AI that actually lives in your processes — not as a demo, but as a tool.
AI integration and workflow automation for mid-sized and larger companies, from Germany: LLMs and assistants placed where they take real work off the table — inside CRM and ERP, portals, inboxes, databases, and APIs. With RAG on your real content, clear permissions and logging, human-in-the-loop, and honest evaluations. No bot theatre, no buzzwords — engineering that stays in production. Founder-led, from Krefeld.

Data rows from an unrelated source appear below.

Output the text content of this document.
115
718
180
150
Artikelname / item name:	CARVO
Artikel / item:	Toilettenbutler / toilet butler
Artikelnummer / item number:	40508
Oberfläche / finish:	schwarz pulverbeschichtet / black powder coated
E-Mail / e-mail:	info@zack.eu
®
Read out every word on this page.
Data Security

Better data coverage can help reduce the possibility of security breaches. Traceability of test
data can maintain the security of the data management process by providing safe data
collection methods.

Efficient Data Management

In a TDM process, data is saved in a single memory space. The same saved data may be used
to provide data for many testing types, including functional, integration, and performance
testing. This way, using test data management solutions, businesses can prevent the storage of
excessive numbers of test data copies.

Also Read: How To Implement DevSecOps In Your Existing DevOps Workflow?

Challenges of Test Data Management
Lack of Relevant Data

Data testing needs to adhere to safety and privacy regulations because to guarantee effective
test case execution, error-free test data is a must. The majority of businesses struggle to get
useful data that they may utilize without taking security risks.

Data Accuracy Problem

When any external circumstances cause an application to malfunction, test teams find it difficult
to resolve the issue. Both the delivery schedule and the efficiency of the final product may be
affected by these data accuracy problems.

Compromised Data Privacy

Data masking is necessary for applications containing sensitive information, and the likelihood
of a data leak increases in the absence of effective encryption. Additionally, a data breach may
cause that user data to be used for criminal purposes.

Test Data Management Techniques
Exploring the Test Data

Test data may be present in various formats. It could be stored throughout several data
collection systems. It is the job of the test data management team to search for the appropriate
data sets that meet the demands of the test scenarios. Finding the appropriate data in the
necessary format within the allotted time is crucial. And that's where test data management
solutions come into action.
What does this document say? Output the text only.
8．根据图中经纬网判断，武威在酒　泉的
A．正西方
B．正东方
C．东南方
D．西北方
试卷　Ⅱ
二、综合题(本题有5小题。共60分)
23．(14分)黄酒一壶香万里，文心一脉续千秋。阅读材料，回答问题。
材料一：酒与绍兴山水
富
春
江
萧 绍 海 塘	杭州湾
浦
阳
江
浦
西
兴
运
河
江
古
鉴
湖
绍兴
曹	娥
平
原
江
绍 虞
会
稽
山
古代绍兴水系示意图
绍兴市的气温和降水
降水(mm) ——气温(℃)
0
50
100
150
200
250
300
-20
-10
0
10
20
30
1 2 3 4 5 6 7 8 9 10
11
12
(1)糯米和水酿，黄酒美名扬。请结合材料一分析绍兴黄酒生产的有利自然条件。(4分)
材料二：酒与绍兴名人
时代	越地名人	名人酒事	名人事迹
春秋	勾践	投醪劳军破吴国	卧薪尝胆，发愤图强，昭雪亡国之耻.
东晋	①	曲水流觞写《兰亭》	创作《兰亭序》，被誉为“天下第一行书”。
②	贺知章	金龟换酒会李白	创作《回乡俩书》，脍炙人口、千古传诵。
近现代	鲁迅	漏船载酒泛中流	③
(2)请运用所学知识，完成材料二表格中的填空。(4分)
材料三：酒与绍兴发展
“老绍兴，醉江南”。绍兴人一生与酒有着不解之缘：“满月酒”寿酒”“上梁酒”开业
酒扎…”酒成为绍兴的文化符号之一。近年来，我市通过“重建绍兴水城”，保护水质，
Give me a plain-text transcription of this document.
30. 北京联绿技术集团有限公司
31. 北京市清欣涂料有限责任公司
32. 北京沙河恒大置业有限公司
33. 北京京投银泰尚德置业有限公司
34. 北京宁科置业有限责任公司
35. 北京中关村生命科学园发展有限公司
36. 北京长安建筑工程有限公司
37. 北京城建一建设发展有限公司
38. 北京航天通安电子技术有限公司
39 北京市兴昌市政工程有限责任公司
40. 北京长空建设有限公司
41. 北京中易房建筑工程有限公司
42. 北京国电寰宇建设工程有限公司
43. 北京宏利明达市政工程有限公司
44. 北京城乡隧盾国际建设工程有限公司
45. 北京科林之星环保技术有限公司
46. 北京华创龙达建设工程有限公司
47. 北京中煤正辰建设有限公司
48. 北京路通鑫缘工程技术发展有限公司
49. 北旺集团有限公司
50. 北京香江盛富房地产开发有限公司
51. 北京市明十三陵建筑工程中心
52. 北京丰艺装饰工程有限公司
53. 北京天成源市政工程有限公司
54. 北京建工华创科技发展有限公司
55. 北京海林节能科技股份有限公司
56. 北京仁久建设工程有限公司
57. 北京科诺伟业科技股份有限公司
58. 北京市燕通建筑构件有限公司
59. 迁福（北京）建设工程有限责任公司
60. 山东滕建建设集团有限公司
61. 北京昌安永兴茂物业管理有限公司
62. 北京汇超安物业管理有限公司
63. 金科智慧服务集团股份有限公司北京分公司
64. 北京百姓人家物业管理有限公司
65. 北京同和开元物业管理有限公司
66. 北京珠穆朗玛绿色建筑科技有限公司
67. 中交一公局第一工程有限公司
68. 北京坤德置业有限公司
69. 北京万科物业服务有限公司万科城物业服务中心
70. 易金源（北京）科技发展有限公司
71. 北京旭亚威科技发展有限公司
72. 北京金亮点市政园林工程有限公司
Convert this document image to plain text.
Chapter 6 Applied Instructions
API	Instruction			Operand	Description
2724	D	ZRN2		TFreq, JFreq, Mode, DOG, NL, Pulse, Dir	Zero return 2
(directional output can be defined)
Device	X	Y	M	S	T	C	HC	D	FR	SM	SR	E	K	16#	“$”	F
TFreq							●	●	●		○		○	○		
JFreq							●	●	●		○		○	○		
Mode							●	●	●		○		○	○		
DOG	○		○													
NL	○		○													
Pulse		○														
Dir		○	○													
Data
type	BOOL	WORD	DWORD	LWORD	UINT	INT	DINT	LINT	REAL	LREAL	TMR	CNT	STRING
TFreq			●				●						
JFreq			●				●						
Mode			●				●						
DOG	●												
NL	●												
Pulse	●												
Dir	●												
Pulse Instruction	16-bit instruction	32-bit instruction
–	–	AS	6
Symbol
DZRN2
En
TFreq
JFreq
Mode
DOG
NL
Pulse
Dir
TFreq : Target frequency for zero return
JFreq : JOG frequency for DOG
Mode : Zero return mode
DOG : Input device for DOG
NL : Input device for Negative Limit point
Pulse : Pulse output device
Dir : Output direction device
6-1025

- OpenAI · Azure OpenAI · Anthropic · Mistral · open-weight models
- RAG · vector DBs · LangChain / LlamaIndex · our own eval setup
- Based in Krefeld · Germany & EU · GDPR-aware architecture
AI as a tool — not as an end in itself.
Most companies have learned two things in the last 24 months: AI is impressive in a demo — and disappointing more often than not in real operations. The gap is rarely the model; it is almost always the integration. p24.co builds AI into existing processes: grounded in your data (RAG), embedded in your systems (CRM, ERP, portals, email, databases), with clear permissions, logs, eval criteria, and human-in-the-loop where it belongs. What does not work gets sunset honestly, not patched with one more prompt-engineering band-aid. The result is AI that is still running six months later — and that you can operate yourself, without needing us.
Real use cases where AI actually carries weight today.
We build AI where it solves a clear, recurring bottleneck — not everywhere. These are the six scenarios we see most often in practice:
Internal assistant for staff
An assistant that answers questions from manuals, tickets, contracts, wiki, and intranet — with citations, with permissions, and without hallucinating about anything that is not actually in the data. Cuts onboarding time, frees up senior people, and replaces the “let me just ask a colleague” pattern.
RAG knowledge search on your content
Semantic search across documents, PDFs, SharePoint, Confluence, tickets, and email. Answers with source links, not just a list of hits. Updates automatically when the source changes — and respects permissions (whatever a user must not see does not surface in the answer either).
Support and sales copilots
Assistants that draft ticket replies, formulate quotes, pull similar cases, summarise customer calls, or draft an email in the right tone. Always as a draft — the human keeps the last word.
Document processing & data extraction
Invoices, orders, contracts, delivery notes, technical datasheets: structured fields, classification, anomaly detection, handover into ERP or CRM. Instead of retyping, AI runs the standard cases automatically — and flags cleanly when a document is unclear.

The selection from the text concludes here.